The above ratio is used to quantify a Companys effectiveness in collecting its receivables or money owed by customers. The ratio shows how well a Company uses and manages the credit it extends to customers and how quickly that short-term debt is collected or is paid. It is calculated by dividing turnover by average trade receivable.

Inventory Turnover

Inventory Turnover is the number of times a Company sells and replaces its inventory during a period. It is calculated by dividing turnover by inventory.

Interest Coverage Ratio

The Interest Coverage Ratio measures how many times a Company can cover its current interest payment with its available earnings. It is calculated by dividing PBIT by finance cost.

Current Ratio

The Current Ratio is a liquidity ratio that measures a Companys ability to pay short-term obligations or those due within one year. It is calculated by dividing the current assets by current liabilities.

Debt Equity Ratio

The ratio is used to evaluate a Companys financial leverage. It is a measure of the degree to which a Company is financing its operations through debt versus wholly owned funds. It is calculated by dividing a Companys total liabilities by its shareholders equity.

Operating Profit Margin (%)

Operating Profit Margin is profitability or performance ratio used to calculate the percentage of profit a Company produces from its operations.
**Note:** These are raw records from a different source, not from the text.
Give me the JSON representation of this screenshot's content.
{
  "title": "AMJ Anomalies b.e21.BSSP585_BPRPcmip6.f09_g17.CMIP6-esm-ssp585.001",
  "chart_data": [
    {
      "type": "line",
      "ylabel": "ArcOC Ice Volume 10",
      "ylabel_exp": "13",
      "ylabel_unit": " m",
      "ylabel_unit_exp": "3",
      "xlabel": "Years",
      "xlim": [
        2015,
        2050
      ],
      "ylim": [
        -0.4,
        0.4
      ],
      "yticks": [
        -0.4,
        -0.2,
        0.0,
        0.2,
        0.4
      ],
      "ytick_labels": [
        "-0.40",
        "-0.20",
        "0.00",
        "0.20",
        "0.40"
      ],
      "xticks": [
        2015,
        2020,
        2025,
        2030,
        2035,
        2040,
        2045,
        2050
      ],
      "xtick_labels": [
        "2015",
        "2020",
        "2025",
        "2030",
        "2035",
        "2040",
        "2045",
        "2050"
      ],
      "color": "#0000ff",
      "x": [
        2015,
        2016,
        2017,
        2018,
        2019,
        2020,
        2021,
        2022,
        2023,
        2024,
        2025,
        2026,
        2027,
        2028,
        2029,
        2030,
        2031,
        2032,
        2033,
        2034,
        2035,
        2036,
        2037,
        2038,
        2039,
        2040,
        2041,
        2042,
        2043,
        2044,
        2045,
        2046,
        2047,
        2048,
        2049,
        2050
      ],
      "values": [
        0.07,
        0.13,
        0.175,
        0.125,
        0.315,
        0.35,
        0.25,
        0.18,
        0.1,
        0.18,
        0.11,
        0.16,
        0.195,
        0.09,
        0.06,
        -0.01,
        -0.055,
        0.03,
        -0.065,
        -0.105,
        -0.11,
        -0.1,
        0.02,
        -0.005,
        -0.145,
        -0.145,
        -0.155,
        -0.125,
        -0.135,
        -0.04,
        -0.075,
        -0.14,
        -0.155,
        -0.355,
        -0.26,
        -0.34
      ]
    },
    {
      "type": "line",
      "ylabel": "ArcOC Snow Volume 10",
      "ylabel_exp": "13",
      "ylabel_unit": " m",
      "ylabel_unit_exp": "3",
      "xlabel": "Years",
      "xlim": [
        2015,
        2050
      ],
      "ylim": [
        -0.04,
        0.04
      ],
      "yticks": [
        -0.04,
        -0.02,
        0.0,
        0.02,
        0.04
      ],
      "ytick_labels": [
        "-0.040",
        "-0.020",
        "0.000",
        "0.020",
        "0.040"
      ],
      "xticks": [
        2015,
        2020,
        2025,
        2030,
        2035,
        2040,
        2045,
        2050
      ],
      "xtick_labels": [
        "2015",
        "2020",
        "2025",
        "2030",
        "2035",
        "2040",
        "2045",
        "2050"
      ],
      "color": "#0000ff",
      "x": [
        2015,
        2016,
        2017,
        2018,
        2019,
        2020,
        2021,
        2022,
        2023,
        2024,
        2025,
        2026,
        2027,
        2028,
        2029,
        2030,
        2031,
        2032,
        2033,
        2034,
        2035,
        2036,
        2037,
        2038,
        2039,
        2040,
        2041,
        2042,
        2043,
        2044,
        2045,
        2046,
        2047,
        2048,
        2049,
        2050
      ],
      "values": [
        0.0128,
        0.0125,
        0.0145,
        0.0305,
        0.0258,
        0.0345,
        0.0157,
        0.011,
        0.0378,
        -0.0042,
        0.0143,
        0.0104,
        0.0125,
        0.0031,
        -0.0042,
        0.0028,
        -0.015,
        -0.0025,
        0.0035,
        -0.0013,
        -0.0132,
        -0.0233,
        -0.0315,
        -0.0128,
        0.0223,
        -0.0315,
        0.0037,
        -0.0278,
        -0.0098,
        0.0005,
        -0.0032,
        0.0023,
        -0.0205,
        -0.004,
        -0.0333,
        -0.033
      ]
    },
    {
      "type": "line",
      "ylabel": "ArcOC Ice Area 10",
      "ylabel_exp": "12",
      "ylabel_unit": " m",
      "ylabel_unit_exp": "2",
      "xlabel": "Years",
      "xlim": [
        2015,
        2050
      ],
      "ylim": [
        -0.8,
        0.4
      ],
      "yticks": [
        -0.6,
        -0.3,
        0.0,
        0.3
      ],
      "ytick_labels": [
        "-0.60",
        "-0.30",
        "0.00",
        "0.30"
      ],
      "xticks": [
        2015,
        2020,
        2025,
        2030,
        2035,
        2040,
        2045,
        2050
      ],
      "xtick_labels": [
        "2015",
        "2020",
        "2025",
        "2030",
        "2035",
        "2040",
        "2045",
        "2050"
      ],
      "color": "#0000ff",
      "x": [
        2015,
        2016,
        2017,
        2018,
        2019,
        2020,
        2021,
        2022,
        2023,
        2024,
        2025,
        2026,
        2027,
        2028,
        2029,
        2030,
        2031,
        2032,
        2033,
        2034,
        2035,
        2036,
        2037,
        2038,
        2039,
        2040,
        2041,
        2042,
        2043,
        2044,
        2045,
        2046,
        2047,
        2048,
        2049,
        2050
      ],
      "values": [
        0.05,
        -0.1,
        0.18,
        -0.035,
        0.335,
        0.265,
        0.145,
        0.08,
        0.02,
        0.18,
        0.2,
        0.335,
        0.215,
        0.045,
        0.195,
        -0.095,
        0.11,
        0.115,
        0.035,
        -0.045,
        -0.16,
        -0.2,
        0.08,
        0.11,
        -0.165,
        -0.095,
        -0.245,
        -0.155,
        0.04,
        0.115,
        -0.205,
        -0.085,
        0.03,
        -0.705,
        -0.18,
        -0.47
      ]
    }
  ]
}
It is calculated by dividing the EBIT by turnover.

Net Profit Margin (%)

The net profit margin is equal to how much net income or profit is generated as a percentage of revenue. It is calculated by dividing the profit for the year by turnover.

(i) Human Resources Development and Industrial Relations:

Your Company focuses on developing the most superior workforce so that the organization and individual employees can accomplish their work goals in service to the end users. To improve employee productivity, PMS (Performance Management System) was implemented across the organization.

Your Company has put in place suitable processes and mechanism to ensure that grievances are effectively addressed. Employee Grievance Redressal Committee and the Internal Complaints Committee are intended to facilitate open and structured discussion on work related grievances of employees and Sexual Harassment complaints respectively, to ensure that these are dealt with in a fair and just manner. Our Anti-Sexual Harassment initiatives allow employees to report sexual harassment case at the workplace.

Presently, your Company employs around 450 employees including employees on contact basis. There is Lockout at factory at Khopoli since December, 2013. The industrial relation continues to remain generally cordial at all locations of the Company except its factory at Khopoli.

(j) Cautionary Statement:

The Management Discussion and Analysis describe Companys projections, expectations or predictions and are forward looking statements within the meaning of applicable laws and regulations. Actual results could differ from those expressed or implied. Important factors that could make a difference to the Companys operations include economic conditions affecting demand and supply, price conditions in domestic and international market, change in Government regulations, tax regimes, economic developments and other related and incidental factors.